Oh yeah! It can be frustrating, but like childbirth, good stuff sometimes hurts. Without 3D printing this massive project would not have even been contemplated. I know there are scratch-builders out there who could have fabricated some of this old school, but I can't (or won't). Gibbs and Cox made fabulous 1/4" scale models of US Navy ships and they didn't have CNC, laster cutters or 3D printing.
The ladder rung sets are cleaned up. I used a different end nipper with very sharp edges to carefully remove the supports attached to the rungs themselves and was rewarded with very little breakage. I got three perfect pieces out of the five. I used the Dremel with Flexi-shaft with a spherical diamond burr to clean off the majority of the support nubs on the back. I then attached a piece of self-adhesive fine grit sandpaper to the same piece of tubing that's going to be the central column and finished sanded the back.
With the back contoured correctly, the fit is really good. I won't be installing these until the decks are in place. I will install them before the deck above gets put in place giving me good accees to the column. The Xacto knife gives a good indication of scale.
I put these away in a plastic cup with a lid so nothing will happen to them until I'm ready.
I had sort of a milestone day. The three ring decks are now glued in place. I also used epoxy putty to fill any remaining gaps to the shell walls and waiting for that to cure.
Before installing the number 2 ring, I needed to do a slight modification to the ring. The powder flat walls, being 3D printed, were not perfectly circular and the projectile flat didn't sit nicely on it. It would rest on one side, but fall in on the other. I made a single-layer, slightly smalled i.d. ring, and glued this to the projectile flat one's ring bottom, thereby making a nice seat for the proj flat to rest on.
There were some gaps in the ring's fit due to some slight out-of-roundness of the shell. I made some 0.040" shims that I glued to the ring before installing.

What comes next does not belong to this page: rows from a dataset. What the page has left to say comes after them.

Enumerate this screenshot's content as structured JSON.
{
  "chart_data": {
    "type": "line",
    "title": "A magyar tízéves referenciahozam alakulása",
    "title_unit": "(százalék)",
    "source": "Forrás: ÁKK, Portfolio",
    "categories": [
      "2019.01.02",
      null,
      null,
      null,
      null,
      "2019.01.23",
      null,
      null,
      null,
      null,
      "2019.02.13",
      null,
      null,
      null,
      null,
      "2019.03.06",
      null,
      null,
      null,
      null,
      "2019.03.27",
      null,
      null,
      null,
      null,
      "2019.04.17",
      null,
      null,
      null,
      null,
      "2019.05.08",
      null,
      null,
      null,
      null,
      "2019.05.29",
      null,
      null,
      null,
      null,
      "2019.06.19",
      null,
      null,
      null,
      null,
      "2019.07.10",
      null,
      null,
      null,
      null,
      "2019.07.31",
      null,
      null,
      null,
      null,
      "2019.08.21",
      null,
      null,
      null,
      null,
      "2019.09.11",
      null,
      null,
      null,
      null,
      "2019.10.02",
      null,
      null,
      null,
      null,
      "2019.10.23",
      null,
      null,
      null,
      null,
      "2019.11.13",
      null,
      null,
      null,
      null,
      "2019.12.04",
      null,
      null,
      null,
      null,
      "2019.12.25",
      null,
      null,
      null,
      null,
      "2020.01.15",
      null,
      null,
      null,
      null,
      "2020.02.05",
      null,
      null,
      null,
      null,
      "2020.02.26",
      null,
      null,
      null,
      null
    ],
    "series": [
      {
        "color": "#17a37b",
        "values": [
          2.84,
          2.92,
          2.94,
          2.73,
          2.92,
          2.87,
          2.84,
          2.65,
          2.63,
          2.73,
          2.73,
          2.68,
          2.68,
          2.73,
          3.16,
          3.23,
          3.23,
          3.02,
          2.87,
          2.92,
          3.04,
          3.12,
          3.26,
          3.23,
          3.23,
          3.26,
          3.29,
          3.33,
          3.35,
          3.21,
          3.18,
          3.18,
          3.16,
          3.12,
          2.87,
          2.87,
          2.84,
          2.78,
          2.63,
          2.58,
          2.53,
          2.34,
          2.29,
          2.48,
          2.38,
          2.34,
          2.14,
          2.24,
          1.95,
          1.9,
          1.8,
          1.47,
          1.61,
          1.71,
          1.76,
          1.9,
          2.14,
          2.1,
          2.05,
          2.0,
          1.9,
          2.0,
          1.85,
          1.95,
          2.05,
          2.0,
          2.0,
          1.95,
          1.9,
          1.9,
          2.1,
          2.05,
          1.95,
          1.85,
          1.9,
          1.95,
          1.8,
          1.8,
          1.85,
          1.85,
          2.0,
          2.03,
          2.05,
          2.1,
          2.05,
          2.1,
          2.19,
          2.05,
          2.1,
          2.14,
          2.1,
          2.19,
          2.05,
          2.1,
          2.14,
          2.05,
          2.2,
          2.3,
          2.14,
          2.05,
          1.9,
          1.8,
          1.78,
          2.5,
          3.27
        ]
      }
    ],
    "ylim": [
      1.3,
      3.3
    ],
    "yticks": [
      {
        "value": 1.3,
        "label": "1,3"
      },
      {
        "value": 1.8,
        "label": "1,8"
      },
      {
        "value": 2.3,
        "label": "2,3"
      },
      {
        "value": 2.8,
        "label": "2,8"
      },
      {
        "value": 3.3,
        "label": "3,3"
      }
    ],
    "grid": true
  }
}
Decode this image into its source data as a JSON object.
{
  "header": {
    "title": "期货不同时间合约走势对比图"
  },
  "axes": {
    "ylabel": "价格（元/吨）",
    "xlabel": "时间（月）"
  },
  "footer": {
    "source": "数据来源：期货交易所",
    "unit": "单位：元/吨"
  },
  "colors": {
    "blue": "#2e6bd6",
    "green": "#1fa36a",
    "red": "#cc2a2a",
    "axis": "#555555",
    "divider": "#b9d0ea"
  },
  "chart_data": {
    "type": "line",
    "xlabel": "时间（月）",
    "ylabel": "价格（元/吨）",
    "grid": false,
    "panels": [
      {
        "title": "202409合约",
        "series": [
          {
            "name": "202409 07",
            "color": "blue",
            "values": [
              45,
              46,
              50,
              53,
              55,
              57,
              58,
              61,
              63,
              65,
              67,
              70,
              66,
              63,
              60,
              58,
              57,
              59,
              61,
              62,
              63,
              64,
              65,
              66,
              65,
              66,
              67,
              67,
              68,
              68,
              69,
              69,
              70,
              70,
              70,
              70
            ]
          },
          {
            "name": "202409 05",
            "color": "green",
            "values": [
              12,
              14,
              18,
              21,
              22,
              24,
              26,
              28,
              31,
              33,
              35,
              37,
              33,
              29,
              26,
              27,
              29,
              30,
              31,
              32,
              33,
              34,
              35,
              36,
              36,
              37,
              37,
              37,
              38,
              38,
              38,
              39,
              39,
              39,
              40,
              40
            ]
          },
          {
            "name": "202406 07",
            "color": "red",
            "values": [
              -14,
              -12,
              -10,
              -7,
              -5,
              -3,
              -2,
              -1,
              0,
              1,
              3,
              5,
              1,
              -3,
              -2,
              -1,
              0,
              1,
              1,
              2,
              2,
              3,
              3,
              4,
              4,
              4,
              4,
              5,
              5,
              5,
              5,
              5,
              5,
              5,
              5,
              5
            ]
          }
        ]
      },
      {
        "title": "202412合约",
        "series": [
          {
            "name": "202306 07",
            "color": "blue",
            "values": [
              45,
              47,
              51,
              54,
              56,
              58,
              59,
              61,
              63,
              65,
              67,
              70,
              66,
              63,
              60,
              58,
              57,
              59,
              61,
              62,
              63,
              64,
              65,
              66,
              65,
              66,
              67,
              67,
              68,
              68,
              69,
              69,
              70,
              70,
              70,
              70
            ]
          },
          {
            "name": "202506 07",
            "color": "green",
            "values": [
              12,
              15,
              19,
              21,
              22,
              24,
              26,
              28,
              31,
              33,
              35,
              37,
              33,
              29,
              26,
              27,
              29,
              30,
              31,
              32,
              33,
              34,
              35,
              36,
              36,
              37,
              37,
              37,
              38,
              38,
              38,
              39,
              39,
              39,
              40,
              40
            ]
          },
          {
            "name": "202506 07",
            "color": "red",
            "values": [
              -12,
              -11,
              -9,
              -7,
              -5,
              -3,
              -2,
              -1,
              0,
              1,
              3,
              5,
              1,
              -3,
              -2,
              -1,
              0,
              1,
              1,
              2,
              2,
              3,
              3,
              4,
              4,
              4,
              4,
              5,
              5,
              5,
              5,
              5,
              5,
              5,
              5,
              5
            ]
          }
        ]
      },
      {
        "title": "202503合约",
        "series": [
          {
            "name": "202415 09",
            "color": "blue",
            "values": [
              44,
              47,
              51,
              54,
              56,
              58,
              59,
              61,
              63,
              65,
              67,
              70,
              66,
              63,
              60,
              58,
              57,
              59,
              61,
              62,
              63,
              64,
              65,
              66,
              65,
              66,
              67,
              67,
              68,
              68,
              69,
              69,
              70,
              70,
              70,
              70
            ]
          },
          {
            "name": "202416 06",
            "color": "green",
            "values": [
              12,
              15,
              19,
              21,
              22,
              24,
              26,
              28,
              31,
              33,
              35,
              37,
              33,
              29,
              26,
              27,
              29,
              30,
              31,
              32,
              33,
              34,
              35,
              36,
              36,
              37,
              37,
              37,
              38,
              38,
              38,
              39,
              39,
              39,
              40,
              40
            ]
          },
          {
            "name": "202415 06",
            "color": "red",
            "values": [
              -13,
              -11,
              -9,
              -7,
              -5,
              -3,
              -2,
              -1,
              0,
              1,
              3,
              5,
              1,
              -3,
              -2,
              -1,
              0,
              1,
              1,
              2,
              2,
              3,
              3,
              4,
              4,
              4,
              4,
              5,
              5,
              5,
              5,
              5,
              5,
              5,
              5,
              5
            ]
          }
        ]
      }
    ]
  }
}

I tapered the ends of the shim so it would transition smoothly to the areas that fit tightly.
With that change, I was able to assemble, not glue, the #1 projectile flat ring which now rested squarey on the powder flat, and tested this by dropping the projectile flat onto this. When it was aligned nicely, I first used solvent cement, and then filled bigger gaps using Testor's tube cement. I let this cure a bit and then got ready to do proj. flat's #2 ring.

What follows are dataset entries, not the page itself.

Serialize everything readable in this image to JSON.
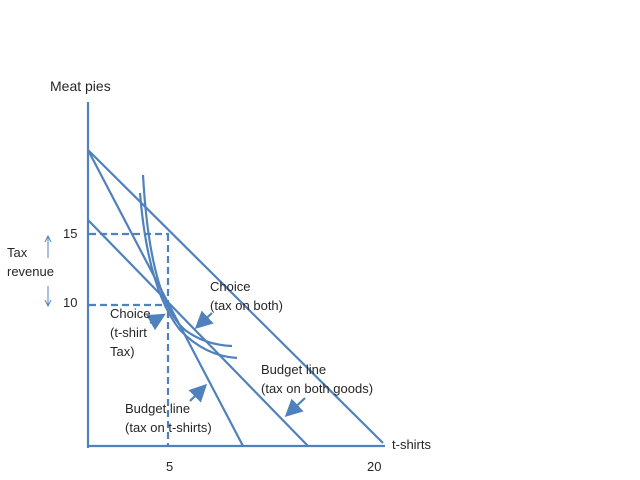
{
  "colors": {
    "line": "#4f81bd",
    "text": "#262626"
  },
  "axes": {
    "y_label": "Meat pies",
    "x_label": "t-shirts",
    "y_ticks": [
      "15",
      "10"
    ],
    "x_ticks": [
      "5",
      "20"
    ]
  },
  "annotations": {
    "tax_revenue": [
      "Tax",
      "revenue"
    ],
    "choice_tshirt": [
      "Choice",
      "(t-shirt",
      "Tax)"
    ],
    "choice_both": [
      "Choice",
      "(tax on both)"
    ],
    "budget_both": [
      "Budget line",
      "(tax on both goods)"
    ],
    "budget_tshirt": [
      "Budget line",
      "(tax on t-shirts)"
    ]
  }
}
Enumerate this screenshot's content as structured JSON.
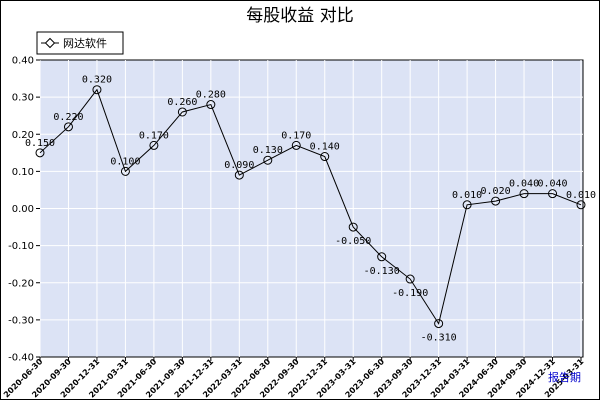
{
  "chart_data": {
    "type": "line",
    "title": "每股收益  对比",
    "xlabel": "",
    "ylabel": "",
    "ylim": [
      -0.4,
      0.4
    ],
    "yticks": [
      "0.40",
      "0.30",
      "0.20",
      "0.10",
      "0.00",
      "-0.10",
      "-0.20",
      "-0.30",
      "-0.40"
    ],
    "grid": true,
    "legend_placement": "top-left",
    "corner_label": "报告期",
    "categories": [
      "2020-06-30",
      "2020-09-30",
      "2020-12-31",
      "2021-03-31",
      "2021-06-30",
      "2021-09-30",
      "2021-12-31",
      "2022-03-31",
      "2022-06-30",
      "2022-09-30",
      "2022-12-31",
      "2023-03-31",
      "2023-06-30",
      "2023-09-30",
      "2023-12-31",
      "2024-03-31",
      "2024-06-30",
      "2024-09-30",
      "2024-12-31",
      "2025-03-31"
    ],
    "series": [
      {
        "name": "网达软件",
        "values": [
          0.15,
          0.22,
          0.32,
          0.1,
          0.17,
          0.26,
          0.28,
          0.09,
          0.13,
          0.17,
          0.14,
          -0.05,
          -0.13,
          -0.19,
          -0.31,
          0.01,
          0.02,
          0.04,
          0.04,
          0.01
        ],
        "labels": [
          "0.150",
          "0.220",
          "0.320",
          "0.100",
          "0.170",
          "0.260",
          "0.280",
          "0.090",
          "0.130",
          "0.170",
          "0.140",
          "-0.050",
          "-0.130",
          "-0.190",
          "-0.310",
          "0.010",
          "0.020",
          "0.040",
          "0.040",
          "0.010"
        ],
        "color": "#000000"
      }
    ],
    "colors": {
      "plot_bg": "#dce3f5",
      "grid": "#ffffff",
      "line": "#000000",
      "corner_label": "#0000cc"
    }
  }
}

My concept of notching the ring to fit into the spaces between the 3D printed transition pieces didn't work. Reason? When the lower ring was actually glued in and tight, the cylinder no longer flexed enough to get this ring in with those nubs sticking out. They had to go. No loss... I also shaved some stock off the lower ring in the assembly so it would slip over that sharp edge of the 3D printed transition pieces. With that change the ring got into position. I double checked by height marks on the cylinder's i.d. since the stack was now 0.040" higher due to that extra spacer ring I added to proj ring #1. I then set a small combination square to that depth. I started gluing at one quadrant with the ring pressed up against the square, then went across the diameter, and again pressed it against the square and glued it. I finished up with the other two quadrants using the square.
This ring needed to be glued in with CA since the UV resin is unaffected by solvent cement. I used only med. CA. I went around once, added more accelerator, and then filled more gaps. There were still more gaps. In this case I used Milliput epoxy putty. The material was still not fully cured at the end of the session. I will do some final finishing on this tomorrow.

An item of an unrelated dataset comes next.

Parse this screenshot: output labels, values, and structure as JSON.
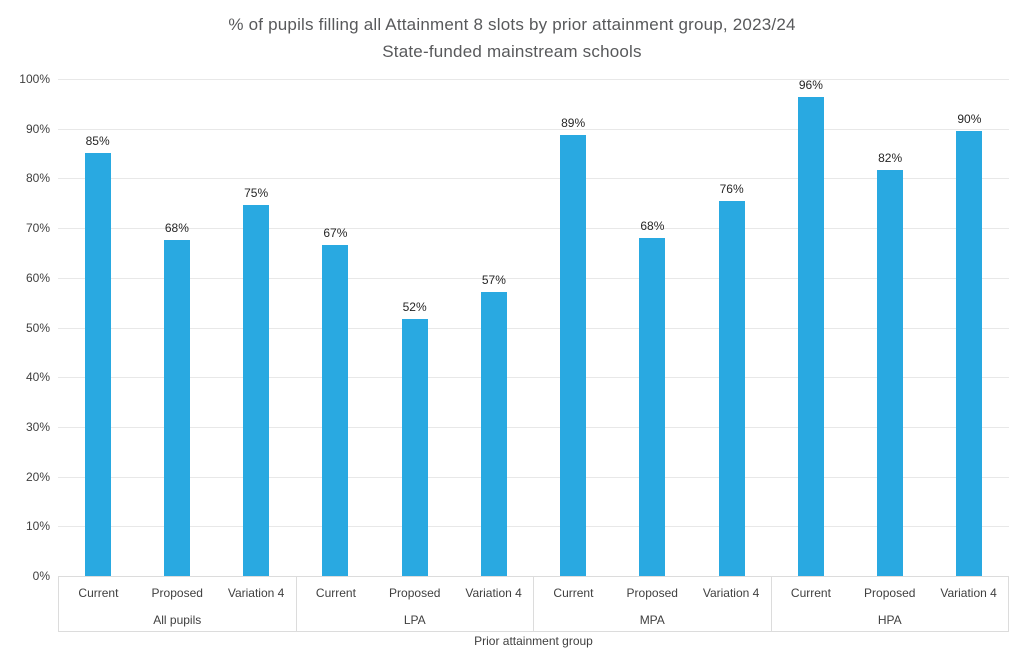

I could now go back and remove the powder flat and finally glue the bottom ring into place. Again, I used a combination of solvent cement, tube cement and med CA. With the lower edges of the truncated flat finally glued to the bottom. I went around and did final sanding and filling of the lower cylindrical structure.
I measured the spacing for parallelism between proj deck 1 and 2 and was rewarded by the tolerance of a max of .004" around the circumference. This accuacy will be appreciated when installing the deckf supports.
Everthing will be cured tomorrow and I will do any final finishing. I will then glue the barbette portion in place. When that's dry, the GREAT SPLITTING will take place and we'll see how it all hangs togther. After splitting I'll install any angle supports and deck girders (already printed) and then do the priming and painting of this major structure.